Nearest Common Ancestors



Time Limit: 1000MS Memory Limit: 10000K


Total Submissions: 19636Accepted: 10412


Description


A rooted tree is a well-known data structure in computer science and engineering. An example is shown below: 


POJ1330 Nearest Common Ancestors【最近公共祖先】【Tarjan-LCA算法】_#include



In the figure, each node is labeled with an integer from {1, 2,...,16}. Node 8 is the root of the tree. Node x is an ancestor of node y if node x is in the path between the root and node y. For example, node 4 is an ancestor of node 16. Node 10 is also an ancestor of node 16. As a matter of fact, nodes 8, 4, 10, and 16 are the ancestors of node 16. Remember that a node is an ancestor of itself. Nodes 8, 4, 6, and 7 are the ancestors of node 7. A node x is called a common ancestor of two different nodes y and z if node x is an ancestor of node y and an ancestor of node z. Thus, nodes 8 and 4 are the common ancestors of nodes 16 and 7. A node x is called the nearest common ancestor of nodes y and z if x is a common ancestor of y and z and nearest to y and z among their common ancestors. Hence, the nearest common ancestor of nodes 16 and 7 is node 4. Node 4 is nearer to nodes 16 and 7 than node 8 is. 

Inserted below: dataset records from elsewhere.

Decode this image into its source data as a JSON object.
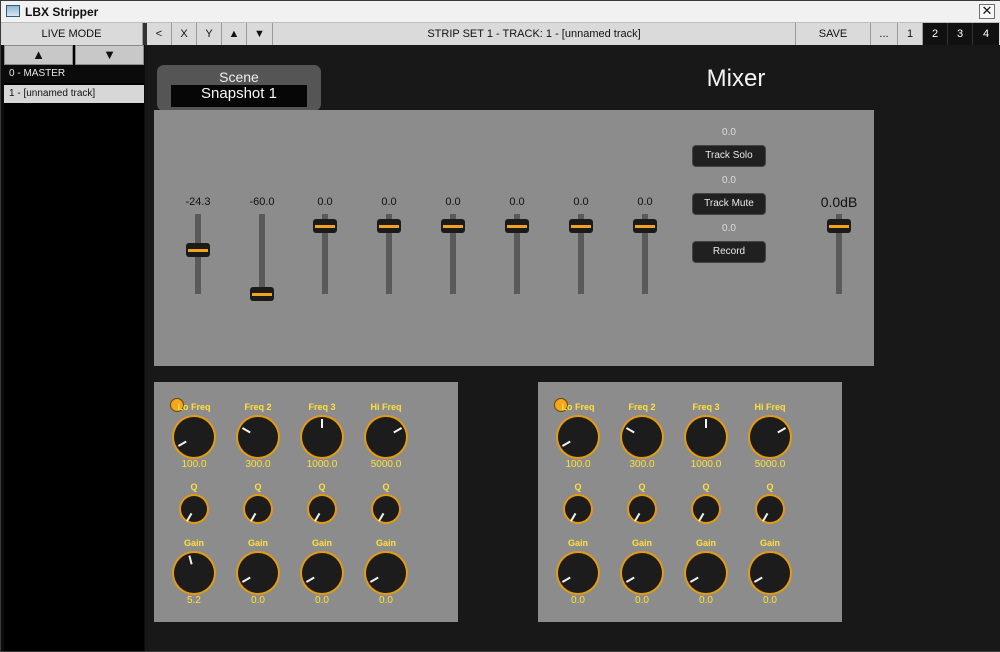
{
  "window": {
    "title": "LBX Stripper",
    "close_label": "✕"
  },
  "toolbar": {
    "live_mode": "LIVE MODE",
    "prev": "<",
    "x": "X",
    "y": "Y",
    "up": "▲",
    "down": "▼",
    "strip_title": "STRIP SET 1 - TRACK: 1 - [unnamed track]",
    "save": "SAVE",
    "more": "...",
    "pages": [
      "1",
      "2",
      "3",
      "4"
    ]
  },
  "sidebar": {
    "up_label": "▲",
    "down_label": "▼",
    "tracks": [
      "0 - MASTER",
      "1 - [unnamed track]"
    ]
  },
  "scene": {
    "label": "Scene",
    "value": "Snapshot 1"
  },
  "mixer": {
    "title": "Mixer",
    "faders": [
      {
        "value": "-24.3",
        "level": 0.55
      },
      {
        "value": "-60.0",
        "level": 0.0
      },
      {
        "value": "0.0",
        "level": 0.85
      },
      {
        "value": "0.0",
        "level": 0.85
      },
      {
        "value": "0.0",
        "level": 0.85
      },
      {
        "value": "0.0",
        "level": 0.85
      },
      {
        "value": "0.0",
        "level": 0.85
      },
      {
        "value": "0.0",
        "level": 0.85
      }
    ],
    "track_solo": {
      "value": "0.0",
      "label": "Track Solo"
    },
    "track_mute": {
      "value": "0.0",
      "label": "Track Mute"
    },
    "record": {
      "value": "0.0",
      "label": "Record"
    },
    "master": {
      "value": "0.0dB",
      "level": 0.85
    }
  },
  "eq_panels": [
    {
      "freq_labels": [
        "Lo Freq",
        "Freq 2",
        "Freq 3",
        "Hi Freq"
      ],
      "freq_values": [
        "100.0",
        "300.0",
        "1000.0",
        "5000.0"
      ],
      "q_label": "Q",
      "gain_label": "Gain",
      "gain_values": [
        "5.2",
        "0.0",
        "0.0",
        "0.0"
      ]
    },
    {
      "freq_labels": [
        "Lo Freq",
        "Freq 2",
        "Freq 3",
        "Hi Freq"
      ],
      "freq_values": [
        "100.0",
        "300.0",
        "1000.0",
        "5000.0"
      ],
      "q_label": "Q",
      "gain_label": "Gain",
      "gain_values": [
        "0.0",
        "0.0",
        "0.0",
        "0.0"
      ]
    }
  ],
  "colors": {
    "accent": "#f3a31b",
    "label_yellow": "#ffe03a",
    "panel": "#8c8c8c"
  }
}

For other examples, the nearest common ancestor of nodes 2 and 3 is node 10, the nearest common ancestor of nodes 6 and 13 is node 8, and the nearest common ancestor of nodes 4 and 12 is node 4. In the last example, if y is an ancestor of z, then the nearest common ancestor of y and z is y. 

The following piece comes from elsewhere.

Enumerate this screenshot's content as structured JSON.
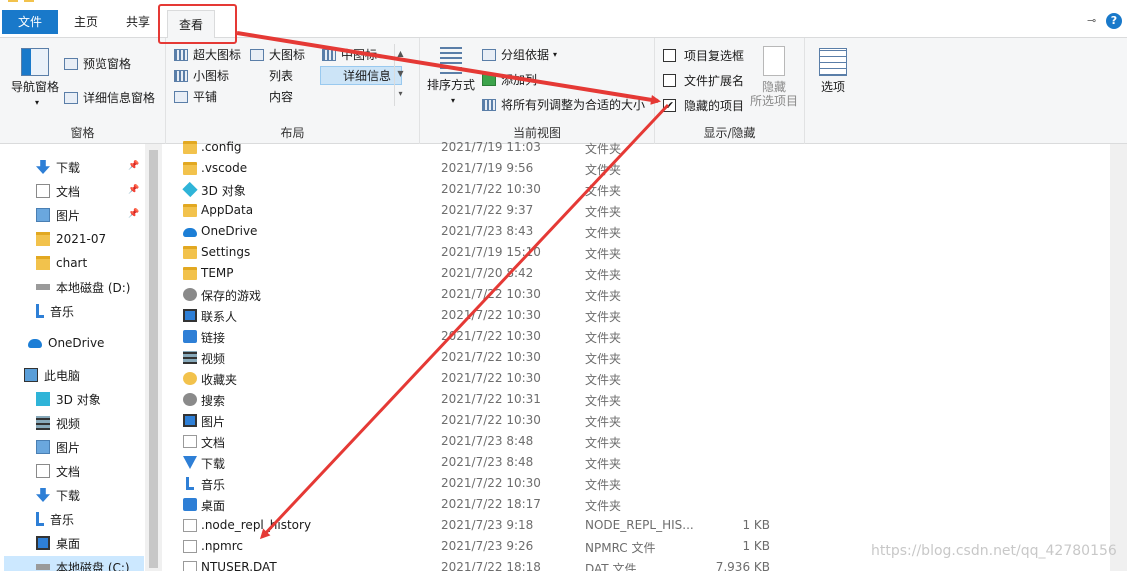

Write a program that finds the nearest common ancestor of two distinct nodes in a tree. 


Input


The input consists of T test cases. The number of test cases (T) is given in the first line of the input file. Each test case starts with a line containing an integer N , the number of nodes in a tree, 2<=N<=10,000. The nodes are labeled with integers 1, 2,..., N. Each of the next N -1 lines contains a pair of integers that represent an edge --the first integer is the parent node of the second integer. Note that a tree with N nodes has exactly N - 1 edges. The last line of each test case contains two distinct integers whose nearest common ancestor is to be computed.



Output


Print exactly one line for each test case. The line should contain the integer that is the nearest common ancestor.



Sample Input

2

16

1 14

8 5

10 16

5 9

4 6

8 4

4 10

1 13

6 15

10 11

6 7

10 2

16 3

8 1

16 12

16 7

5

2 3

3 4

3 1

1 5


3 5



Sample Output

4

3


Source


Taejon 2002


题目大意:给你一棵树,有N个结点,N-1条边。最后询问距离树上两个点(u,v)最近的

公共祖先是多少。

比如上图:6和16的最近公共祖先就是4;14和1的最近公共祖先就是1。

思路:对于最近公共祖先LCA问题,最经典的离线算法是Tarjan-LCA算法。用链式前向

星存储图和询问,Head[]和Edges[]表示图(树),QHead[]和QEdges[]表示询问。集合

的操作用并查集实现。这道题里用了indegree[]数组来存储结点的入度,找到入度为0的

根结点root,调用LCA(root)。

Tarjan-LCA算法:

对于每一点u:

1.建立以u为代表元素的集合。

2.遍历与u相连的节点v,如果没有被访问过,对于v使用Tarjan-LCA算法,结束后,将

v的集合并入u的集合。

3.对于与节点u相关的询问(u,v),如果v被访问过,则结果就是v所在集合的所代表的元

素。

参考:ACM-ICPC程序设计系列——图论及应用



#include<iostream>
#include<algorithm>
#include<cstdio>
#include<cstring>
using namespace std;
const int MAXN = 20020;

struct EdgeNode
{
int to;
int lca;
int next;
};
EdgeNode Edges[MAXN],QEdges[MAXN];

int father[MAXN],Head[MAXN],QHead[MAXN],indegree[MAXN];

int find(int x)
{
if(x != father[x])
father[x] = find(father[x]);
return father[x];
}
bool vis[MAXN];

void LCA(int u)
{
father[u] = u;
vis[u] = true;
for(int k = Head[u]; k != -1; k = Edges[k].next)
{
if(!vis[Edges[k].to])
{
LCA(Edges[k].to);
father[Edges[k].to] = u;
}
}

for(int k = QHead[u]; k != -1; k = QEdges[k].next)
{
if(vis[QEdges[k].to])
{
QEdges[k].lca = find(QEdges[k].to);
QEdges[k^1].lca = QEdges[k].lca;
}
}
}
int main()
{
int T,N,u,v;
scanf("%d",&T);
while(T--)
{
memset(indegree,0,sizeof(indegree));
memset(father,0,sizeof(father));
memset(Head,-1,sizeof(Head));
memset(QHead,-1,sizeof(QHead));
memset(vis,false,sizeof(vis));
memset(Edges,0,sizeof(Edges));
memset(QEdges,0,sizeof(QEdges));
scanf("%d",&N);
int id = 0;
for(int i = 0; i < N-1; ++i)
{
scanf("%d%d",&u,&v);
indegree[v]++;
Edges[id].to = v;
Edges[id].next = Head[u];
Head[u] = id++;
Edges[id].to = u;
Edges[id].next = Head[v];
Head[v] = id++;
}
int iq = 0;
scanf("%d%d",&u,&v);
QEdges[iq].to = v;
QEdges[iq].next = QHead[u];
QHead[u] = iq++;
QEdges[iq].to = u;
QEdges[iq].next = QHead[v];
QHead[v] = iq++;
int root;
for(int i = 1; i <= N; ++i)
{
if(!indegree[i])
{
root = i;
break;
}
}
LCA(root);
printf("%d\n",QEdges[0].lca);
}

return 0;
}